“Minos possessed the Sea, and gave Laws unto the Cretans, which he brought from Jupiter.”1
According to Greek legend, the first to hold dominion of the sea was attributed for the most part to Minos. King Minos was the son of Zeus (Jupiter) and Europa, and it was he who gave the first Sea Laws to the Cretans, known also as the Minoans.

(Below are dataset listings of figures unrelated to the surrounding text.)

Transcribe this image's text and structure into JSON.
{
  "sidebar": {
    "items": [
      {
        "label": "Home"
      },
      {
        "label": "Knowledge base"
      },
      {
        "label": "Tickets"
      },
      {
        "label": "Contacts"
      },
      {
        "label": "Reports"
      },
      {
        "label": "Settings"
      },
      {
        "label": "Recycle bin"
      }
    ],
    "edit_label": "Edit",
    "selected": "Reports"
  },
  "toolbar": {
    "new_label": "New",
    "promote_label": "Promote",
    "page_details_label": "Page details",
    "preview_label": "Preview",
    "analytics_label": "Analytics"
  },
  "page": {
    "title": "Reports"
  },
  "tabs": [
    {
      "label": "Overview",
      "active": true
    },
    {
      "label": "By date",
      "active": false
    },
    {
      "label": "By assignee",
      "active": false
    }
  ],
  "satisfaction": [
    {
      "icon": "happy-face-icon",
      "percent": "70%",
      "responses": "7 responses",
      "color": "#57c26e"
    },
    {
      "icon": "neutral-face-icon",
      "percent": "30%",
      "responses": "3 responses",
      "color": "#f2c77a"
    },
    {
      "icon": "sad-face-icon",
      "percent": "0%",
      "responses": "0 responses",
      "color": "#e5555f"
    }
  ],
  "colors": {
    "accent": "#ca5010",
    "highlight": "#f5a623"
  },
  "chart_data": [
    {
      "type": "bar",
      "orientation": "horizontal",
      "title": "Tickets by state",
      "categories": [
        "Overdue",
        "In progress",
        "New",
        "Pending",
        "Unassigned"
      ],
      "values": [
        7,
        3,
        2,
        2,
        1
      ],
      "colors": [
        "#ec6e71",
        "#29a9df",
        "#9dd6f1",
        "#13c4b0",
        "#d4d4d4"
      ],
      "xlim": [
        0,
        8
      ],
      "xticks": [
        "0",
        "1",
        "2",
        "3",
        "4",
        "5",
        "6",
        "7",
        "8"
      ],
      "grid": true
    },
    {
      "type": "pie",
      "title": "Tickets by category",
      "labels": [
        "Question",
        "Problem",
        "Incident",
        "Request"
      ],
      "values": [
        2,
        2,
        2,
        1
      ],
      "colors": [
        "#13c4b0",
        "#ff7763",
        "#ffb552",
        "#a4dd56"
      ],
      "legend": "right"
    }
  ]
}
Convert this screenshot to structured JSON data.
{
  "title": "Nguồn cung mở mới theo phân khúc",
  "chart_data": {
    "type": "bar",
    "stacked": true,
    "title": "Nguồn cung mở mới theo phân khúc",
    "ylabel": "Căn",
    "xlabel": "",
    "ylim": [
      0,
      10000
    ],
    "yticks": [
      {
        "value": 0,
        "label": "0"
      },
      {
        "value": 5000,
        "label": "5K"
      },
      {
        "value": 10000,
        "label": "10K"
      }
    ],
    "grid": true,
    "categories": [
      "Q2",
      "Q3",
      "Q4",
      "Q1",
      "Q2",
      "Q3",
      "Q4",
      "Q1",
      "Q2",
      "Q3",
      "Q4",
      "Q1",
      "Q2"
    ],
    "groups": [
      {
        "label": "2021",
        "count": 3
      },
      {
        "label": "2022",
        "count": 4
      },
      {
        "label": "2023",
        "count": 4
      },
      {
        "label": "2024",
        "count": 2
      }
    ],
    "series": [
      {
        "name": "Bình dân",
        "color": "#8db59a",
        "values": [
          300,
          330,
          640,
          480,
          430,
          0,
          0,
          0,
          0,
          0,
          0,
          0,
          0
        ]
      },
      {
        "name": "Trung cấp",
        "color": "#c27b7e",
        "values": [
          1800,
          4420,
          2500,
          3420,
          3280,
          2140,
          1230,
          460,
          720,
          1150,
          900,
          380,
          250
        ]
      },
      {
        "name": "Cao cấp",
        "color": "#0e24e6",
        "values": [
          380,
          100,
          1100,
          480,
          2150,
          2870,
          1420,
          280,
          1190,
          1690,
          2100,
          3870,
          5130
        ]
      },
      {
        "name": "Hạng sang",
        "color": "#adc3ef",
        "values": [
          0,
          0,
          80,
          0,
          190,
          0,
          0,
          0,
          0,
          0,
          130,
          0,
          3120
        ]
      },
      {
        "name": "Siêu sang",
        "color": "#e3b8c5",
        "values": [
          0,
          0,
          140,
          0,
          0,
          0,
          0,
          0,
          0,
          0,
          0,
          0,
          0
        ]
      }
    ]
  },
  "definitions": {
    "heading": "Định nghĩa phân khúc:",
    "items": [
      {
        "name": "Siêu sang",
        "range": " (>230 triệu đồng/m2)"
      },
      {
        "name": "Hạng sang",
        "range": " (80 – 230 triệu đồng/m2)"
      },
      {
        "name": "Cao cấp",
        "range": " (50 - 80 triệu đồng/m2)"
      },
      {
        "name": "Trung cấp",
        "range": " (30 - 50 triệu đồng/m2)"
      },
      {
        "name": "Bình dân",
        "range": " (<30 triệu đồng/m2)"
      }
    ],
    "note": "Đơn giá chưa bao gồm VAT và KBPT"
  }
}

“That after Minos of Crete, seventeen nations of renown in the east succeeding each other, did for very many years even without intermission enjoy a dominion of the Syrian, Egyptian, Pamphylian, Lydian, Aegean Sea, no otherwise than of the Continents or Islands.”2
Following the Minoans, the seventeen nations which held dominion or ownership of the sea were; the Lydians, Pelasgi, Thracians, Rhodians, Phrygians, Cyprians, Phoenicians, Egyptians, Milesians, Carians, Lesbians [from Lesbos], Phoceans, Corinthians, Ionians, Naxians, Eretrians, and lastly the people of Aegina.3
“Of all the ancient Lords of the Sea the Rhodians are most renowned; chiefly in this respect, because the Sea-Laws which were used and in full force and virtue in both the Empires, were borrowed from them, and put into the Digests [Roman law] by Justinian… they were the most ancient of all Sea-Laws, that have not been lost, and they were taken into use by the Romans from the time of Tiberius.”4
The Rhodians were the first legislators of the sea, and implemented a system of marine jurisprudence, later adopted by the Romans. Acknowledging Rhodes as the birthplace of maritime law, the maritime code of the Roman Empire was called the “Lex Rhodia” (Rhodian Sea Law).5
These Rhodian Sea Laws would be developed further by successive maritime powers over the centuries, and have come down to us today as admiralty or maritime law.